Karar, davacı vekili tarafından süresinde temyiz edilmiş olmakla; Tetkik Hakimi ............'ın raporu okundu, düşüncesi alındı. Dosya incelendi, gereği görüşülüp düşünüldü.

-KARAR-

Dava, müstakilen ecrimisil; ıslahla ecrimisil ve maddi tazminat isteklerine ilişkindir.

Mahkemece, ecrimisil isteğinin kısmen kabulüne, tazminat isteğinin reddine karar verilmiştir.

Dosya içeriği ve toplanan delillerden, davacının çekişme konusu 574 ada 1 parsel sayılı taşınmazın 1853/2400 payını 7.9.2006 tarihinde yapılan ihalede satın aldığı, davalıların dava dışı Mustafa Kaygusuz ile yaptıkları 19.7.2006 tarihli adi yazılı kira sözleşmesine dayanarak taşınmazı kullandıkları, taşınmazın boşaltılması için 8.7.2008 tarihinde İİK'nun 135/2 maddesi uyarınca davalılara 15 gün mehil verildiği, 5.9.2008 tarihinde ecrimisil isteğiyle dava açıldığı, 22.4.2010 tarihinde dava ıslah edilerek ecrimisilin yanı sıra davalılarca alındığı iddia edilen menkul eşyalar ve taşınmaza verilen zararlar için 20.000,00.-TL maddi tazminat istenildiği, mahkemece 3 kez bilirkişi incelemesi yaptırıldığı, 14.11.2012 havale tarihli bilirkişi raporu hükme esas alınarak ecrimisil isteğinin kısmen kabulüne karar verildiği anlaşılmaktadır.

Gerek 4721 s. TMK'nun 705. maddesi, gerekse İİK'nun 134. maddesi hükümleri gereği cebri icrada mülkiyet ihale ile alıcıya geçer. Tescil veya teslim cebri artırmalarda mülkiyetin geçişi için zorunlu değildir. TMK'nun 705. maddesinin 2. fıkrasında da belirtildiği gibi, tescil ihale yoluyla mülkiyet kendisine geçen alıcının, temliki tasarrufta bulunabilmesi için gereklidir. İhale ile mülkiyeti kazanan alıcı, kural olarak taşınmazın yarar ve hasarını da üstlenmiş olur. (6098 sayılı TBK m. 208) Bu durumda alıcı malik sıfatıyla, taşınmazı işgal eden şahsın tahliyesini (İİK m. 135/2 kapsamında) isteyebileceği gibi, fuzuli şagil aleyhine ecrimisil istemiyle dava da açabilir. Ancak açılacak bu davada ecrimisil, borçluya gönderilecek ihtarın tebliginden 15 gün sonrası için istenebilecektir. İhalenin feshi istenilmiş ise, bu konudaki dava sonuçlanıp ihale kesinleşinceye kadar, satılan taşınmaz icra dairesi tarafından muhafaza ve idare edilir (İİK m 134/1).

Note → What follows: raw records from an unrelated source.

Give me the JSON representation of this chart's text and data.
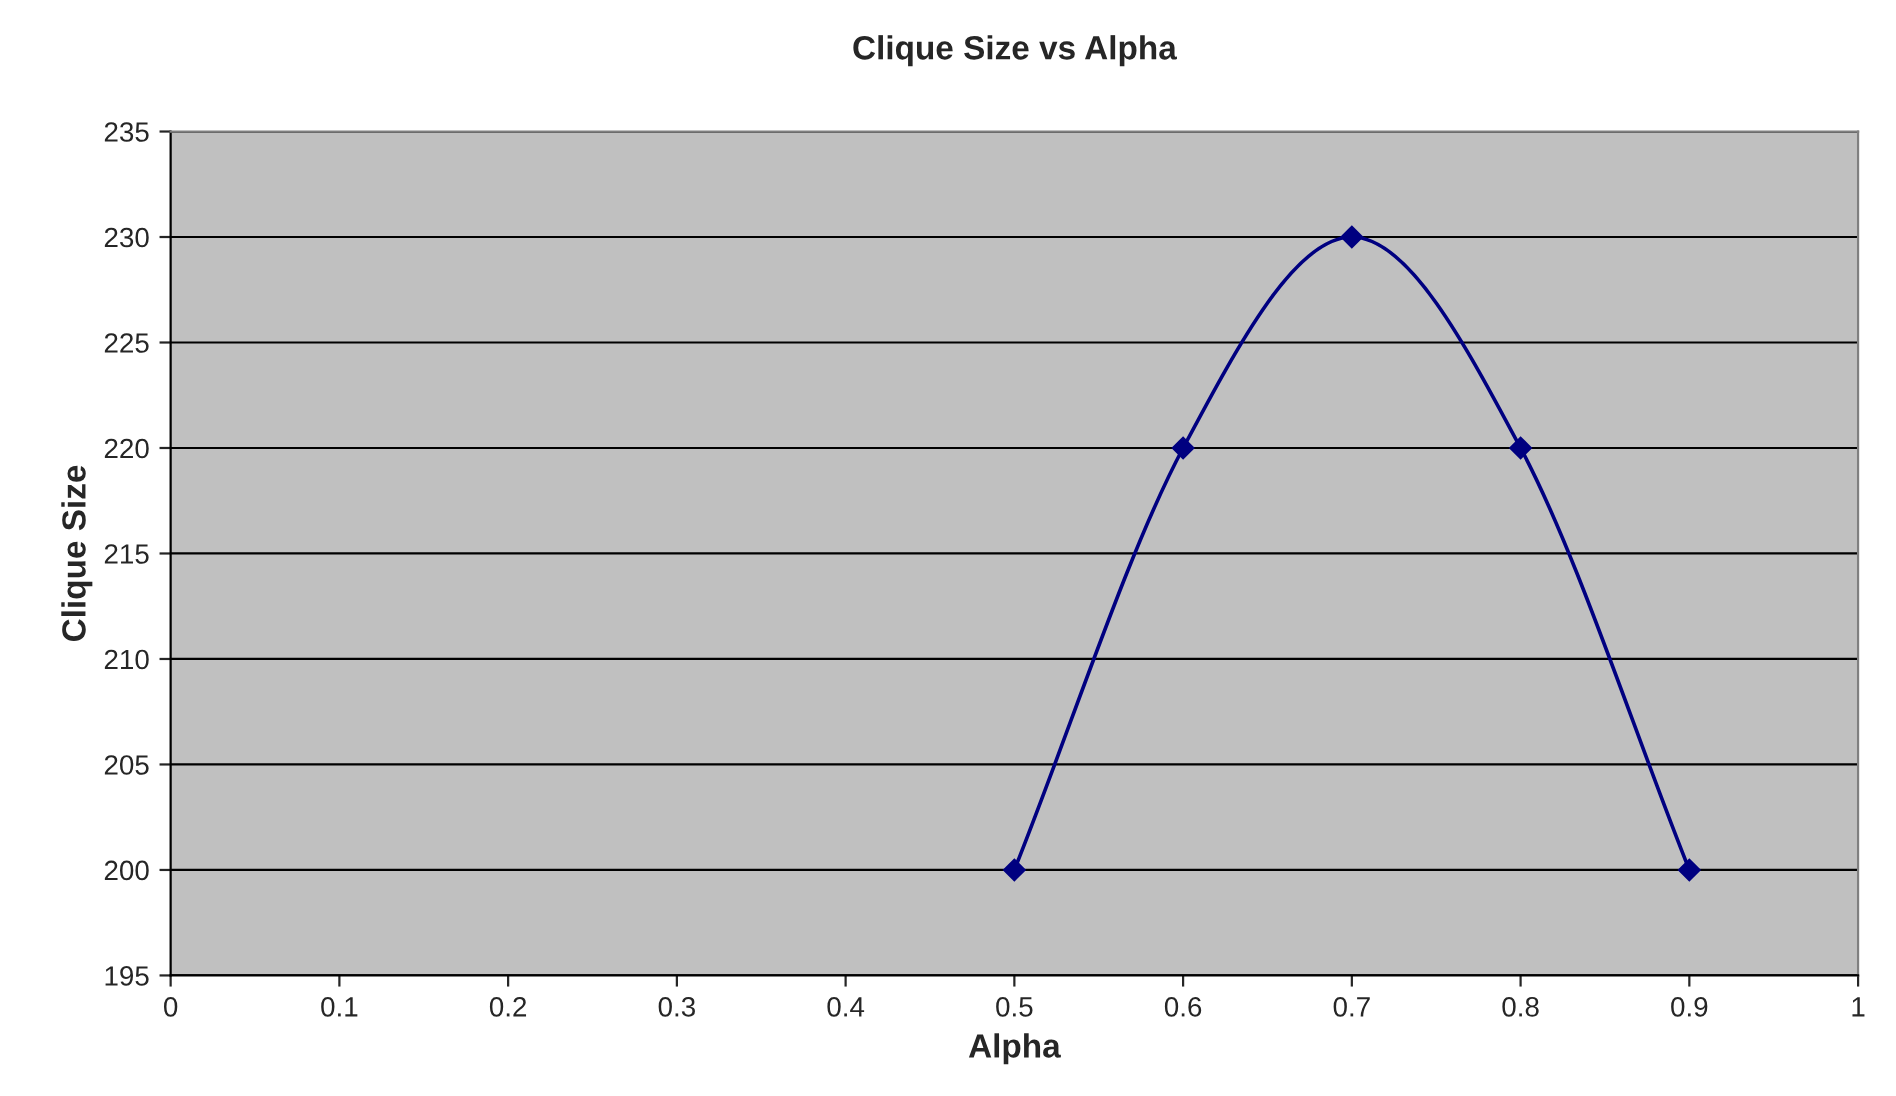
{
  "chart_data": {
    "type": "line",
    "title": "Clique Size vs Alpha",
    "xlabel": "Alpha",
    "ylabel": "Clique Size",
    "x": [
      0.5,
      0.6,
      0.7,
      0.8,
      0.9
    ],
    "series": [
      {
        "color": "#000080",
        "values": [
          200,
          220,
          230,
          220,
          200
        ]
      }
    ],
    "xlim": [
      0,
      1
    ],
    "xticks": [
      0,
      0.1,
      0.2,
      0.3,
      0.4,
      0.5,
      0.6,
      0.7,
      0.8,
      0.9,
      1
    ],
    "ylim": [
      195,
      235
    ],
    "yticks": [
      195,
      200,
      205,
      210,
      215,
      220,
      225,
      230,
      235
    ],
    "grid": "y",
    "legend": false,
    "marker": "diamond",
    "line_style": "solid"
  }
}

Somut olayda, yukarıda değinilen yasal düzenlemeler dikkate alınarak, ihale tarihinden sonra İİK'nun 135/2. maddesi uyarınca yapılan ihtarda verilen 15 günlük sürenin bitiminden (24.7.2008 tarihinden) dava tarihine kadar ecrimisil hesabı yapılarak, belirlenen miktara hükmedilmesinde bir isabetsizlik bulunmamaktadır.

Öte yandan, davacının taşınmazda paydaş olduğu gözetilmeden payı oranında ecrimisile hükmedilmesi yerine taşınmazın tamamı için belirlenen miktara hükmedilmesi doğru değil ise de, bu husus davalılar tarafından temyiz edilmediğinden bozma nedeni yapılmamıştır.

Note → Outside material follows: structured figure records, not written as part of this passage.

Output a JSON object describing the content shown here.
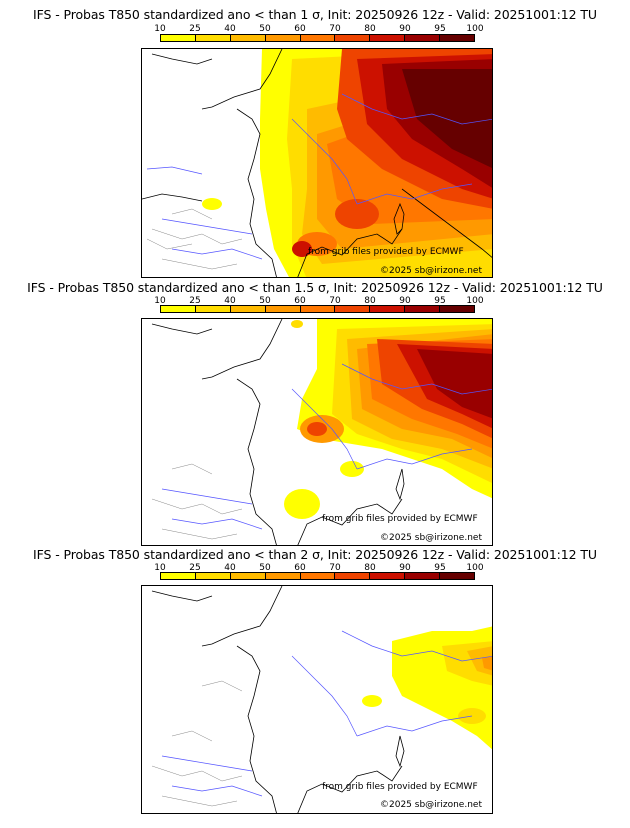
{
  "legend": {
    "ticks": [
      "10",
      "25",
      "40",
      "50",
      "60",
      "70",
      "80",
      "90",
      "95",
      "100"
    ],
    "colors": [
      "#ffff00",
      "#ffdd00",
      "#ffbb00",
      "#ff9900",
      "#ff7700",
      "#ee4400",
      "#cc1100",
      "#990000",
      "#660000"
    ]
  },
  "credits": {
    "source": "from grib files provided by ECMWF",
    "copyright": "©2025 sb@irizone.net"
  },
  "panels": [
    {
      "title": "IFS - Probas T850  standardized ano < than 1 σ, Init: 20250926 12z - Valid: 20251001:12 TU",
      "sigma": "1"
    },
    {
      "title": "IFS - Probas T850  standardized ano < than 1.5 σ, Init: 20250926 12z - Valid: 20251001:12 TU",
      "sigma": "1.5"
    },
    {
      "title": "IFS - Probas T850  standardized ano < than 2 σ, Init: 20250926 12z - Valid: 20251001:12 TU",
      "sigma": "2"
    }
  ]
}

Ayrıca, davacının maddi tazminat isteği yönünden usulünce açılıp harçlandırılan bir dava bulunmamaktadır. Kısmi ıslah ile de, dava dilekçesinde bulunmayan bir talebin davaya dahil edilmesi olanağı bulunmadığından, mahkemece maddi tazminat isteğinin reddine karar verilmesi, bu gerekçeyle sonucu itibariyle doğrudur.

Açıklanan nedenlerle; dosya içeriğine, toplanan delillere, hükmün dayandığı yasal ve hukuksal gerekçeye, delillerin takdirinde bir isabetsizlik bulunmamasına göre, davacının temyiz itirazı yerinde değildir. Reddiyle usul ve yasaya uygun olan hükmün ONANMASINA, Harçlar Kanununun değişik 13. maddesinin j. Bendi gereğince davacıdan harç alınmasına yer olmadığına, 19.01.2015 tarihinde oybirliğiyle karar verildi.